Machine Learning is a discipline that enables computers to act like humans and automates decision making and predictions based on previously learned patterns. We discuss two applications of machine learning here – image identification and ecommerce purchase.
Image identification by humans and machines
For human brain identifying an image of a cat from a set of different animal and flower image is an easy and instantaneous process. However for a machine, the process involves heavy training. An experiment on cat image classification by machines is available on
ImageNet https://image-net.org/challenges/LSVRC/2012/analysis/
For humans, identifying a pathology image from a set of retinal images is not so easy as the human brain needs to be trained to identify the pathology patterns for such decisions. In such cases a machine learning model is first trained on normal objects and fine-tuned on medical images so that the number of medical images required to train the model is significantly lower. A combination of transfer learning and machine learning enables such a system for automated medical image identification. Image cognition is an important topic in machine learning and Artificial Intelligence (AI) world.

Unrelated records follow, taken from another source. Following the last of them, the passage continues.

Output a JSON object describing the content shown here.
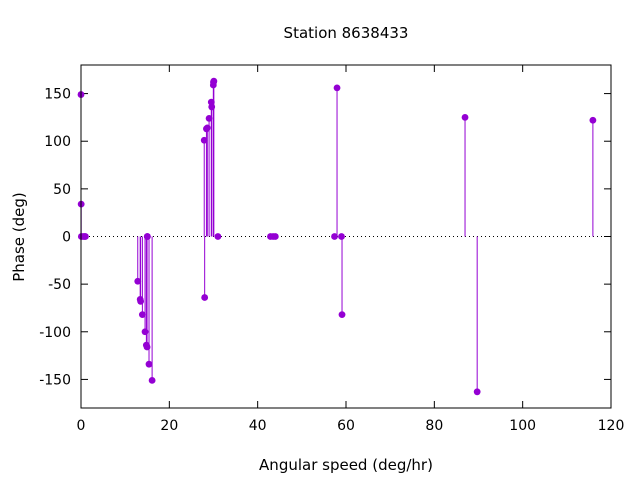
{
  "chart_data": {
    "type": "scatter",
    "style": "impulses-with-points",
    "title": "Station 8638433",
    "xlabel": "Angular speed (deg/hr)",
    "ylabel": "Phase (deg)",
    "xlim": [
      0,
      120
    ],
    "ylim": [
      -180,
      180
    ],
    "xticks": [
      0,
      20,
      40,
      60,
      80,
      100,
      120
    ],
    "yticks": [
      -150,
      -100,
      -50,
      0,
      50,
      100,
      150
    ],
    "zero_line": "dotted",
    "grid": false,
    "legend": "none",
    "color": "#9400d3",
    "series": [
      {
        "x": [
          0.0,
          0.04,
          0.08,
          0.5,
          0.82,
          1.0,
          12.85,
          13.4,
          13.5,
          13.9,
          14.5,
          14.8,
          14.96,
          15.0,
          15.04,
          15.4,
          16.1,
          27.9,
          28.0,
          28.4,
          28.6,
          29.0,
          29.5,
          29.6,
          29.96,
          30.0,
          30.08,
          31.0,
          42.9,
          43.5,
          44.0,
          57.4,
          57.97,
          58.98,
          59.1,
          86.95,
          89.7,
          115.9
        ],
        "y": [
          149,
          34,
          0,
          0,
          0,
          0,
          -47,
          -66,
          -68,
          -82,
          -100,
          -114,
          -116,
          0,
          0,
          -134,
          -151,
          101,
          -64,
          113,
          114,
          124,
          141,
          136,
          159,
          162,
          163,
          0,
          0,
          0,
          0,
          0,
          156,
          0,
          -82,
          125,
          -163,
          122
        ]
      }
    ]
  }
}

Prediction of online purchasing behaviours
In ecommerce businesses, a customer purchasing behavior analysis system is developed using supervised, unsupervised and semi-supervised learning methods. It captures and analyses session data and user-journey for each customer. This data can be analyzed using various methods. A customer can be classified into a buying or non-buying customer using a classification algorithm and prediction model developed. Using the user-product journey data, customers can be clustered into different groups or categories like new shopper, impulsive shopper or repeat customer. Further it can be used to create models on how difficult it is to convert a new user to a purchasing customer – ‘nudge model’. So Machine learning and Artificial Intelligence (AI) enables categorization of purchasing patterns and aids personalization by automatic pattern recognition thus making intelligent systems.

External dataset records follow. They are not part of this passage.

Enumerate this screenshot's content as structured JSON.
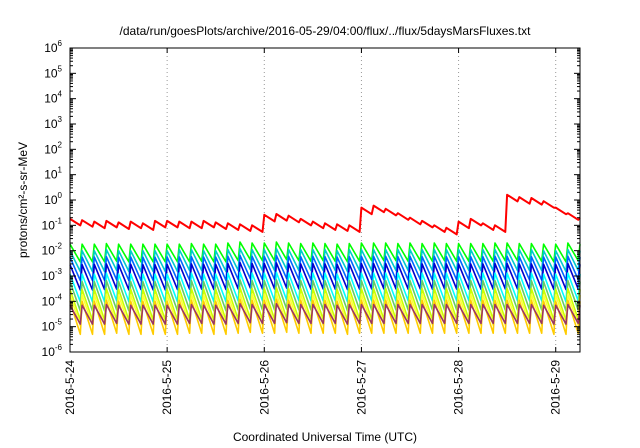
{
  "chart_data": {
    "type": "line",
    "title": "/data/run/goesPlots/archive/2016-05-29/04:00/flux/../flux/5daysMarsFluxes.txt",
    "xlabel": "Coordinated Universal Time (UTC)",
    "ylabel": "protons/cm²-s-sr-MeV",
    "yscale": "log",
    "ylim": [
      1e-06,
      1000000.0
    ],
    "y_ticks": [
      {
        "base": "10",
        "exp": "-6",
        "value": 1e-06
      },
      {
        "base": "10",
        "exp": "-5",
        "value": 1e-05
      },
      {
        "base": "10",
        "exp": "-4",
        "value": 0.0001
      },
      {
        "base": "10",
        "exp": "-3",
        "value": 0.001
      },
      {
        "base": "10",
        "exp": "-2",
        "value": 0.01
      },
      {
        "base": "10",
        "exp": "-1",
        "value": 0.1
      },
      {
        "base": "10",
        "exp": "0",
        "value": 1
      },
      {
        "base": "10",
        "exp": "1",
        "value": 10
      },
      {
        "base": "10",
        "exp": "2",
        "value": 100
      },
      {
        "base": "10",
        "exp": "3",
        "value": 1000
      },
      {
        "base": "10",
        "exp": "4",
        "value": 10000
      },
      {
        "base": "10",
        "exp": "5",
        "value": 100000
      },
      {
        "base": "10",
        "exp": "6",
        "value": 1000000
      }
    ],
    "xlim": [
      "2016-5-24",
      "2016-5-29 06:00"
    ],
    "x_ticks": [
      "2016-5-24",
      "2016-5-25",
      "2016-5-26",
      "2016-5-27",
      "2016-5-28",
      "2016-5-29"
    ],
    "x_grid": true,
    "y_grid": false,
    "x_dates": [
      "2016-5-24 00:00",
      "2016-5-24 03:00",
      "2016-5-24 06:00",
      "2016-5-24 09:00",
      "2016-5-24 12:00",
      "2016-5-24 15:00",
      "2016-5-24 18:00",
      "2016-5-24 21:00",
      "2016-5-25 00:00",
      "2016-5-25 03:00",
      "2016-5-25 06:00",
      "2016-5-25 09:00",
      "2016-5-25 12:00",
      "2016-5-25 15:00",
      "2016-5-25 18:00",
      "2016-5-25 21:00",
      "2016-5-26 00:00",
      "2016-5-26 03:00",
      "2016-5-26 06:00",
      "2016-5-26 09:00",
      "2016-5-26 12:00",
      "2016-5-26 15:00",
      "2016-5-26 18:00",
      "2016-5-26 21:00",
      "2016-5-27 00:00",
      "2016-5-27 03:00",
      "2016-5-27 06:00",
      "2016-5-27 09:00",
      "2016-5-27 12:00",
      "2016-5-27 15:00",
      "2016-5-27 18:00",
      "2016-5-27 21:00",
      "2016-5-28 00:00",
      "2016-5-28 03:00",
      "2016-5-28 06:00",
      "2016-5-28 09:00",
      "2016-5-28 12:00",
      "2016-5-28 15:00",
      "2016-5-28 18:00",
      "2016-5-28 21:00",
      "2016-5-29 00:00",
      "2016-5-29 03:00",
      "2016-5-29 06:00"
    ],
    "sawtooth_period_hours": 3,
    "series": [
      {
        "color": "#ff0000",
        "values": [
          0.18,
          0.16,
          0.14,
          0.15,
          0.13,
          0.14,
          0.12,
          0.15,
          0.15,
          0.14,
          0.14,
          0.15,
          0.13,
          0.12,
          0.11,
          0.1,
          0.26,
          0.28,
          0.24,
          0.18,
          0.14,
          0.12,
          0.11,
          0.1,
          0.5,
          0.6,
          0.45,
          0.3,
          0.2,
          0.15,
          0.1,
          0.08,
          0.14,
          0.18,
          0.12,
          0.1,
          1.6,
          1.3,
          1.2,
          0.9,
          0.5,
          0.3,
          0.2
        ],
        "pulse_min_ratio": 0.55
      },
      {
        "color": "#00ff00",
        "values": [
          0.018,
          0.018,
          0.018,
          0.019,
          0.018,
          0.018,
          0.018,
          0.018,
          0.018,
          0.018,
          0.019,
          0.018,
          0.018,
          0.02,
          0.022,
          0.02,
          0.02,
          0.022,
          0.02,
          0.019,
          0.02,
          0.019,
          0.018,
          0.019,
          0.02,
          0.02,
          0.02,
          0.019,
          0.02,
          0.019,
          0.02,
          0.019,
          0.019,
          0.019,
          0.019,
          0.02,
          0.02,
          0.019,
          0.019,
          0.018,
          0.018,
          0.02,
          0.018
        ],
        "pulse_min_ratio": 0.2
      },
      {
        "color": "#00cccc",
        "values": [
          0.01,
          0.01,
          0.01,
          0.011,
          0.01,
          0.01,
          0.01,
          0.01,
          0.01,
          0.011,
          0.011,
          0.01,
          0.01,
          0.011,
          0.012,
          0.011,
          0.011,
          0.012,
          0.011,
          0.011,
          0.011,
          0.011,
          0.01,
          0.011,
          0.011,
          0.011,
          0.011,
          0.011,
          0.011,
          0.011,
          0.011,
          0.011,
          0.011,
          0.011,
          0.011,
          0.011,
          0.011,
          0.011,
          0.011,
          0.01,
          0.01,
          0.011,
          0.01
        ],
        "pulse_min_ratio": 0.15
      },
      {
        "color": "#0066ff",
        "values": [
          0.0055,
          0.0055,
          0.0056,
          0.0058,
          0.0055,
          0.0056,
          0.0055,
          0.0055,
          0.0056,
          0.0057,
          0.0058,
          0.0056,
          0.0056,
          0.006,
          0.0065,
          0.006,
          0.006,
          0.0065,
          0.006,
          0.0058,
          0.006,
          0.0058,
          0.0056,
          0.0058,
          0.006,
          0.006,
          0.006,
          0.0058,
          0.006,
          0.0058,
          0.006,
          0.0058,
          0.0058,
          0.0058,
          0.0058,
          0.006,
          0.006,
          0.0058,
          0.0058,
          0.0056,
          0.0056,
          0.006,
          0.0056
        ],
        "pulse_min_ratio": 0.12
      },
      {
        "color": "#0000cc",
        "values": [
          0.0028,
          0.0028,
          0.0029,
          0.003,
          0.0028,
          0.0029,
          0.0028,
          0.0028,
          0.0029,
          0.003,
          0.003,
          0.0029,
          0.0029,
          0.0031,
          0.0034,
          0.0031,
          0.0031,
          0.0033,
          0.0031,
          0.003,
          0.0031,
          0.003,
          0.0029,
          0.003,
          0.0031,
          0.0031,
          0.0031,
          0.003,
          0.0031,
          0.003,
          0.0031,
          0.003,
          0.003,
          0.003,
          0.003,
          0.0031,
          0.0031,
          0.003,
          0.003,
          0.0029,
          0.0029,
          0.0031,
          0.0029
        ],
        "pulse_min_ratio": 0.1
      },
      {
        "color": "#00ffff",
        "values": [
          0.0012,
          0.0012,
          0.0012,
          0.0013,
          0.0012,
          0.0012,
          0.0012,
          0.0012,
          0.0012,
          0.0013,
          0.0013,
          0.0012,
          0.0012,
          0.0013,
          0.0014,
          0.0013,
          0.0013,
          0.0014,
          0.0013,
          0.0013,
          0.0013,
          0.0013,
          0.0012,
          0.0013,
          0.0013,
          0.0013,
          0.0013,
          0.0013,
          0.0013,
          0.0013,
          0.0013,
          0.0013,
          0.0013,
          0.0013,
          0.0013,
          0.0013,
          0.0013,
          0.0013,
          0.0013,
          0.0012,
          0.0012,
          0.0013,
          0.0012
        ],
        "pulse_min_ratio": 0.08
      },
      {
        "color": "#66cc66",
        "values": [
          0.0006,
          0.0006,
          0.0006,
          0.00065,
          0.0006,
          0.0006,
          0.0006,
          0.0006,
          0.0006,
          0.00065,
          0.00065,
          0.0006,
          0.0006,
          0.00065,
          0.0007,
          0.00065,
          0.00065,
          0.0007,
          0.00065,
          0.00065,
          0.00065,
          0.00065,
          0.0006,
          0.00065,
          0.00065,
          0.00065,
          0.00065,
          0.00065,
          0.00065,
          0.00065,
          0.00065,
          0.00065,
          0.00065,
          0.00065,
          0.00065,
          0.00065,
          0.00065,
          0.00065,
          0.00065,
          0.0006,
          0.0006,
          0.00065,
          0.0006
        ],
        "pulse_min_ratio": 0.07
      },
      {
        "color": "#ccff00",
        "values": [
          0.0003,
          0.0003,
          0.0003,
          0.00032,
          0.0003,
          0.0003,
          0.0003,
          0.0003,
          0.0003,
          0.00032,
          0.00032,
          0.0003,
          0.0003,
          0.00032,
          0.00035,
          0.00032,
          0.00032,
          0.00035,
          0.00032,
          0.00032,
          0.00032,
          0.00032,
          0.0003,
          0.00032,
          0.00032,
          0.00032,
          0.00032,
          0.00032,
          0.00032,
          0.00032,
          0.00032,
          0.00032,
          0.00032,
          0.00032,
          0.00032,
          0.00032,
          0.00032,
          0.00032,
          0.00032,
          0.0003,
          0.0003,
          0.00032,
          0.0003
        ],
        "pulse_min_ratio": 0.06
      },
      {
        "color": "#ffff33",
        "values": [
          0.00018,
          0.00018,
          0.00018,
          0.00019,
          0.00018,
          0.00018,
          0.00018,
          0.00018,
          0.00018,
          0.00019,
          0.00019,
          0.00018,
          0.00018,
          0.00019,
          0.0002,
          0.00019,
          0.00019,
          0.0002,
          0.00019,
          0.00019,
          0.00019,
          0.00019,
          0.00018,
          0.00019,
          0.00019,
          0.00019,
          0.00019,
          0.00019,
          0.00019,
          0.00019,
          0.00019,
          0.00019,
          0.00019,
          0.00019,
          0.00019,
          0.00019,
          0.00019,
          0.00019,
          0.00019,
          0.00018,
          0.00018,
          0.00019,
          0.00018
        ],
        "pulse_min_ratio": 0.06
      },
      {
        "color": "#ffcc00",
        "values": [
          0.0001,
          0.0001,
          0.0001,
          0.00011,
          0.0001,
          0.0001,
          0.0001,
          0.0001,
          0.0001,
          0.00011,
          0.00011,
          0.0001,
          0.0001,
          0.00011,
          0.00012,
          0.00011,
          0.00011,
          0.00012,
          0.00011,
          0.00011,
          0.00011,
          0.00011,
          0.0001,
          0.00011,
          0.00011,
          0.00011,
          0.00011,
          0.00011,
          0.00011,
          0.00011,
          0.00011,
          0.00011,
          0.00011,
          0.00011,
          0.00011,
          0.00011,
          0.00011,
          0.00011,
          0.00011,
          0.0001,
          0.0001,
          0.00011,
          0.0001
        ],
        "pulse_min_ratio": 0.05
      },
      {
        "color": "#993366",
        "values": [
          7e-05,
          7e-05,
          7e-05,
          7.5e-05,
          7e-05,
          7e-05,
          7e-05,
          7e-05,
          7e-05,
          7.5e-05,
          7.5e-05,
          7e-05,
          7e-05,
          7.5e-05,
          8e-05,
          7.5e-05,
          7.5e-05,
          8e-05,
          7.5e-05,
          7.5e-05,
          7.5e-05,
          7.5e-05,
          7e-05,
          7.5e-05,
          7.5e-05,
          7.5e-05,
          7.5e-05,
          7.5e-05,
          7.5e-05,
          7.5e-05,
          7.5e-05,
          7.5e-05,
          7.5e-05,
          7.5e-05,
          7.5e-05,
          7.5e-05,
          7.5e-05,
          7.5e-05,
          7.5e-05,
          7e-05,
          7e-05,
          7.5e-05,
          7e-05
        ],
        "pulse_min_ratio": 0.18
      }
    ]
  }
}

Machine Learning Model for Ecommerce
Machine Learning model development
The same Machine Learning model developed with training data of Store 1 customers in the above ecommerce case may not yield correct buying prediction while testing on Store 2. So how to detect if test data at production time is not giving appropriate results as needed? Or how to monitor ML model and identify the need for retraining? Ideally some training data from store 2 is needed as well and the buying process in Store 2 needs to be looked into. For example, is the queuing process and the checkout process the same between the 2 stores? Hence we need to see if there is any data drift or concept drift. Data drift is change in data distribution while concept drift is change in input to output relationships. Concept drift may happen due to the change in the way data is getting logged or compression factor.
Factors in testing Machine Learning models
Machine Learning and Data Science analyzes volumes of data and finds pattern and automates the decision making process whether it is identifying a diseased cell or buying a product from an online store. These models can be supervised, unsupervised or semi-supervised learning models. While developing and deploying these ML models data drift and concept drift needs to be checked.